Es obvio que esa es la razón por la que el encargado del proyecto es Johns. Pocos habrían sido tan capaces como el de realizar un ejercicio tan, digamos, pertinaz de emular la escritura y la estructura de Alan Moore y no morir en el intento a las tres o cuatro páginas. Johns, como poco, sobrevive. A ratos incluso convence, aunque la voz de Moore siga resonando cada vez que hay algún avance claro en la mitología de Watchmen. Hay mucho de valiente, de hecho, o incluso de locura, en volcar a historia del lado de los personajes de Moore y, no lo olvidemos, Dave Gibbons, pero es así. Indudablemente, además. Cuando entran en escena Batman o Superman lo hacen de manera escasa, como si fueran meros comparsas de alto que está sucediendo sin su control. Son excusas y no protagonistas, aunque en el fondo tiene su gracia verles confrontados a los personajes de Watchmen. La ironía que hay en el encuentro entre Batman y Rorschach, que tiene una fascinante doble lectura que identifica al Caballero Oscuro con el sistema que envió a Walter Kovacks a prisión en la obra de Moore y Gibbons, es solo comparable a la de ver la revancha del combate entre el Comediante y Ozymandias que abría lo que para muchos es la biblia del cómic moderno. No es el único paralelismo, pero es también evidente que Johns no quiere que su historia se quede en esa visión.
Hay más debate en el guion de lo que puede haberlo en el dibujo, porque Gary Frank, ya lo hemos dicho, está entre lo más clásico de la actual industria del cómic, lo que le da un bagaje necesario para interpretar El reloj del juicio final en unos parámetros que recuerden a Watchmen, y no solo en su archiconocida rejilla de nueve viñetas sino también en la manera de interpretar a los personajes y a los escenarios. Es verdad que Gibbons le deja una guía muy clara con la que trabaja en algunas escenas, pero no es menos cierto que Frank sabe homenajear de una manera formidable a una obra irrepetible.

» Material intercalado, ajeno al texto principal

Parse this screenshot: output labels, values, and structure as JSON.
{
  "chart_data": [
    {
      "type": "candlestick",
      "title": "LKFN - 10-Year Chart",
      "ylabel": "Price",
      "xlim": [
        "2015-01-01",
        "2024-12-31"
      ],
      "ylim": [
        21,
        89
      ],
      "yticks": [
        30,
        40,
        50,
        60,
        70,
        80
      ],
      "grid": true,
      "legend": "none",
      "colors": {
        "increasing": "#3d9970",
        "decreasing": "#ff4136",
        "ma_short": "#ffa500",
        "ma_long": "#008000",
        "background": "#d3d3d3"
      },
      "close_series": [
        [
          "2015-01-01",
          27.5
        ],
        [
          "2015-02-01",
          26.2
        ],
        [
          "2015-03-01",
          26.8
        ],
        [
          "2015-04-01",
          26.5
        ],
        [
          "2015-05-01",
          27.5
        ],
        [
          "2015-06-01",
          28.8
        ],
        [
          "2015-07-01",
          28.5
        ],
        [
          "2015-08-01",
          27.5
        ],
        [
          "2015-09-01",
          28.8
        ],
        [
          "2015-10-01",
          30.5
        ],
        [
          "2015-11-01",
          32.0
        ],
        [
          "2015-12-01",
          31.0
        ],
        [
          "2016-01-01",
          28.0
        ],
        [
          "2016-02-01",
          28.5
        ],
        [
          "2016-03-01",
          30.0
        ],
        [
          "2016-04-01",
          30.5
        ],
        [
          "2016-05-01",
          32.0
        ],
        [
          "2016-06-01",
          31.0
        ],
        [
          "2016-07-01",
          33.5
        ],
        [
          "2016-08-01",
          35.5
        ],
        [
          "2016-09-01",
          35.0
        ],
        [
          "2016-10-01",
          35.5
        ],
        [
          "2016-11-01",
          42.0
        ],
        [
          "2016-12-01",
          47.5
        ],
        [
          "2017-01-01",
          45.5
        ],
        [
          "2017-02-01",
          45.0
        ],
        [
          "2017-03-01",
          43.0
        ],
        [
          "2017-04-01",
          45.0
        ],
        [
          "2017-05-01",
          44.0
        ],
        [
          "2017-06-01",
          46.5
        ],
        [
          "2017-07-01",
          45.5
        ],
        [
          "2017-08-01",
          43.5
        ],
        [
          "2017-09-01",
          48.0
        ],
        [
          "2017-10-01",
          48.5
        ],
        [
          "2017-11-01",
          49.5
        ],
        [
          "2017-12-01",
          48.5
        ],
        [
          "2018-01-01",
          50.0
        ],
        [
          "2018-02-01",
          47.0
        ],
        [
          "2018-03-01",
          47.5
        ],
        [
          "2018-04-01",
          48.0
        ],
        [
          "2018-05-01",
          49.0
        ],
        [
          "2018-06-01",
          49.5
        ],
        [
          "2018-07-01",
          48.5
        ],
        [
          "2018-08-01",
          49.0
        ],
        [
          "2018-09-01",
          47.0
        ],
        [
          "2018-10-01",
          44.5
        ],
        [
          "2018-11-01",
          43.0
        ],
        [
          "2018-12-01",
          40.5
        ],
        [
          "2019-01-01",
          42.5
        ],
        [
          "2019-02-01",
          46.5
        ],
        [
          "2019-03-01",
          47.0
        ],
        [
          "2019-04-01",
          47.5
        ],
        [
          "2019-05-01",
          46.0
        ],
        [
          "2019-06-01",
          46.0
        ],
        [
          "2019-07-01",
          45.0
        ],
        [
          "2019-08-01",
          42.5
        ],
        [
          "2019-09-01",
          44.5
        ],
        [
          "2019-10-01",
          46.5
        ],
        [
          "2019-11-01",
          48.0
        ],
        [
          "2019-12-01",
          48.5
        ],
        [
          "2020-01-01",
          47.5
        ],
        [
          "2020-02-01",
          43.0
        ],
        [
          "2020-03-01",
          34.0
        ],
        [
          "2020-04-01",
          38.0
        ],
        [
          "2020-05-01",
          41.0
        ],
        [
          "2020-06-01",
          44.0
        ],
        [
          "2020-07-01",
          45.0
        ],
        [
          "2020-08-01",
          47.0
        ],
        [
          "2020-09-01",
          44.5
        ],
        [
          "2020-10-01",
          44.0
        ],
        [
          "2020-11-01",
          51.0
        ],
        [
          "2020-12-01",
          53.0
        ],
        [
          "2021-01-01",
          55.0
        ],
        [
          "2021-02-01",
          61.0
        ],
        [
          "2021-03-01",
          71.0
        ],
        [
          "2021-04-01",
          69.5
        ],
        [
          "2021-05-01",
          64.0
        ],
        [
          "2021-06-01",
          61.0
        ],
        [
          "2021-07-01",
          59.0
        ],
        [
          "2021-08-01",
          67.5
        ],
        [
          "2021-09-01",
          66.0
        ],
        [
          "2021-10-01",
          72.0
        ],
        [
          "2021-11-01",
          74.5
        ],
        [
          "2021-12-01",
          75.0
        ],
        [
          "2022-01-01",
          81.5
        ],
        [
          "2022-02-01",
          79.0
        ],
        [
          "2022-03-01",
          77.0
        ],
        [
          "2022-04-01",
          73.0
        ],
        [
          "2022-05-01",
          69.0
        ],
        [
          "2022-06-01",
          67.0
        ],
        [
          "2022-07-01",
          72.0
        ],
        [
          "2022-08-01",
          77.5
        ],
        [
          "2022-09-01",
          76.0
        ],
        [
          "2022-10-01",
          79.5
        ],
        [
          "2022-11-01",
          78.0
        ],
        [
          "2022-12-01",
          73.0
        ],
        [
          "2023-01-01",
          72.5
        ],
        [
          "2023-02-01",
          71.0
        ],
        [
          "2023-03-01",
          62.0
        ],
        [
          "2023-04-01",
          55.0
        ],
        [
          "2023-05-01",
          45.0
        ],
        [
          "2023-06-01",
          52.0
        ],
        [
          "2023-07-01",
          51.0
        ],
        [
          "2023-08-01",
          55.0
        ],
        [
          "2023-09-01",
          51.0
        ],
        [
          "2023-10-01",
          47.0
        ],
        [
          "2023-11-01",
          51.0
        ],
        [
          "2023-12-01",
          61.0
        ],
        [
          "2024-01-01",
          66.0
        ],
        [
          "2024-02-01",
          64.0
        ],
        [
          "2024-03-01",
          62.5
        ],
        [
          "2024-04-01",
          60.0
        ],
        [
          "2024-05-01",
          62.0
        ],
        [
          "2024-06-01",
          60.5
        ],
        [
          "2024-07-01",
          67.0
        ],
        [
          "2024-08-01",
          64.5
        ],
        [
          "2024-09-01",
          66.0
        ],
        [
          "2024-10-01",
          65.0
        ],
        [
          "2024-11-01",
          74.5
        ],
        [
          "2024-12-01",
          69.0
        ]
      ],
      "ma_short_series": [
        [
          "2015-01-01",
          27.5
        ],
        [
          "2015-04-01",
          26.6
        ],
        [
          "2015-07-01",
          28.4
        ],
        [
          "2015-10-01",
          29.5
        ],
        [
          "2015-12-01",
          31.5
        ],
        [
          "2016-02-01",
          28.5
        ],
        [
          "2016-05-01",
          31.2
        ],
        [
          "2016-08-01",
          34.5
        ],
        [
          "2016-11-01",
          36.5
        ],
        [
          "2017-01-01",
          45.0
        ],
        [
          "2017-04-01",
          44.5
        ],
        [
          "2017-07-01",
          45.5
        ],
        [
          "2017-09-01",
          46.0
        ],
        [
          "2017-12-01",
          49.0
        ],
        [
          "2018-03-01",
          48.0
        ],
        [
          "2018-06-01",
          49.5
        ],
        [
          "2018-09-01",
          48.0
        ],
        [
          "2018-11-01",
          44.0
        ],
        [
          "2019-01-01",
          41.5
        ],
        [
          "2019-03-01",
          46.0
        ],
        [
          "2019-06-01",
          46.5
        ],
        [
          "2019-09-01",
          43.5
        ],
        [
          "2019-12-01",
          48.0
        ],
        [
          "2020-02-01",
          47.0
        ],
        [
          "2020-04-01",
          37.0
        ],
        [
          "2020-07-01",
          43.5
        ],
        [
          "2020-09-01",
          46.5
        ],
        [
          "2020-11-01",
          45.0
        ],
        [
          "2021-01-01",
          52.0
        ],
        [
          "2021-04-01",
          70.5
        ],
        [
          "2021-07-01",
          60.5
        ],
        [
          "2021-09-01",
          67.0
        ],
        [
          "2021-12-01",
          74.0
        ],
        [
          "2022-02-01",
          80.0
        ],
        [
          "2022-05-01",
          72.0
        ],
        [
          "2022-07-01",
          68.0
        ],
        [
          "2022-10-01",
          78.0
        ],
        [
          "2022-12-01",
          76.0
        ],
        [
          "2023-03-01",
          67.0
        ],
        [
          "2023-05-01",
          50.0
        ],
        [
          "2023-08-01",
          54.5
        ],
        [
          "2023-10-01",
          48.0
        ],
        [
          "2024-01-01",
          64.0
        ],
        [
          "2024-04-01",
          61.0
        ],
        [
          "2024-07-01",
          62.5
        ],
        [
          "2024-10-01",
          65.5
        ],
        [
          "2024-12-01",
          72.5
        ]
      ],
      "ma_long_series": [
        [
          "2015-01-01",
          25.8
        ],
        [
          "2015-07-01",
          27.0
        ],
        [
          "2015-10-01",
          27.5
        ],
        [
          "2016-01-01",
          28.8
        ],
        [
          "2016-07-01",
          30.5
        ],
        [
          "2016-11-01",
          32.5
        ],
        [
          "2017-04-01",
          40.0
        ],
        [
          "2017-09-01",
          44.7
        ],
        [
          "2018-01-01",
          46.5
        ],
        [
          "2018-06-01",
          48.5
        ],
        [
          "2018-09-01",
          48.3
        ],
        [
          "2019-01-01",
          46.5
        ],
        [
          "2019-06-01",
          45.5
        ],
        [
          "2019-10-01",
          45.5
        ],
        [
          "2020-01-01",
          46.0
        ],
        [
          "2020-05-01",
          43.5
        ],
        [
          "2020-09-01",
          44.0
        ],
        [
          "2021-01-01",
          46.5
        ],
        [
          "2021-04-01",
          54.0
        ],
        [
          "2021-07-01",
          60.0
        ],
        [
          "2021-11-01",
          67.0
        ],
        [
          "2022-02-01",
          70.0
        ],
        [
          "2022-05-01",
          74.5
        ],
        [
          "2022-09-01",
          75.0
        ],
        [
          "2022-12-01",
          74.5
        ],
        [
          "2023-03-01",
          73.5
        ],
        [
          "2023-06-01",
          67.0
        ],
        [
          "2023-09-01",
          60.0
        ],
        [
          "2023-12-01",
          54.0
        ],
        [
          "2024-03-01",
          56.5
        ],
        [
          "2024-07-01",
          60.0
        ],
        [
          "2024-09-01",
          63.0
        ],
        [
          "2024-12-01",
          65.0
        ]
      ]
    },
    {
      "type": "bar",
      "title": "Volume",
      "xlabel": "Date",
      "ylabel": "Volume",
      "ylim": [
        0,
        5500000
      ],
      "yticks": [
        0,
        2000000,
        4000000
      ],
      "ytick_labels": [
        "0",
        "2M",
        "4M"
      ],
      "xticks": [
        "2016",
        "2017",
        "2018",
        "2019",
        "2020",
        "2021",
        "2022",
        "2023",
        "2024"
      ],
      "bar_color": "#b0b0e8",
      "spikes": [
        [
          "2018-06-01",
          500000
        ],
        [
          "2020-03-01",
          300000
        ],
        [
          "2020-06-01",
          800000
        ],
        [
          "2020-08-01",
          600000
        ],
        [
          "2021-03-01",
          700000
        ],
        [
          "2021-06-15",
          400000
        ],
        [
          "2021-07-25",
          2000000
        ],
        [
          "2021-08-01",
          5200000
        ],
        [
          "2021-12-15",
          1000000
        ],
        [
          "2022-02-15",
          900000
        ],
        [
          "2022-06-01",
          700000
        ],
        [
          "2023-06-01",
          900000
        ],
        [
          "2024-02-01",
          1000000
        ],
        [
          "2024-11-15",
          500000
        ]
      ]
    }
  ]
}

Y sí, lo dejamos en homenaje porque Frank respeta los límites marcados e incluso los honra. Desplegar todo lo necesario en viñetas de tan escaso espacio habla muy bien del ilustrador, porque es mucho lo que hay que dibujar y muchos los mensajes que tiene que dejar cada escena, también en las de acción, que no son muchas por ahora pero sí lo suficientemente llamativas, empezando por la que abre el cuarto número. Es evidente que hay mucho que rascar en El reloj del juicio final, y aunque solo sea por eso, por lo que intenta y por lo que honra, que de momento no mancilla, merece que sigamos prestando atención al relato. Al final, o por lo menos hasta este punto, el espíritu del Moore más gruñón, que forma parte indivisible del genio, no se ha apoderado de nosotros.
DC Comics publicó los números 3 a 6 de Doomsday Clock entre enero y mayo de 2018. El único contenido extra son las portadas originales de Gary Frank.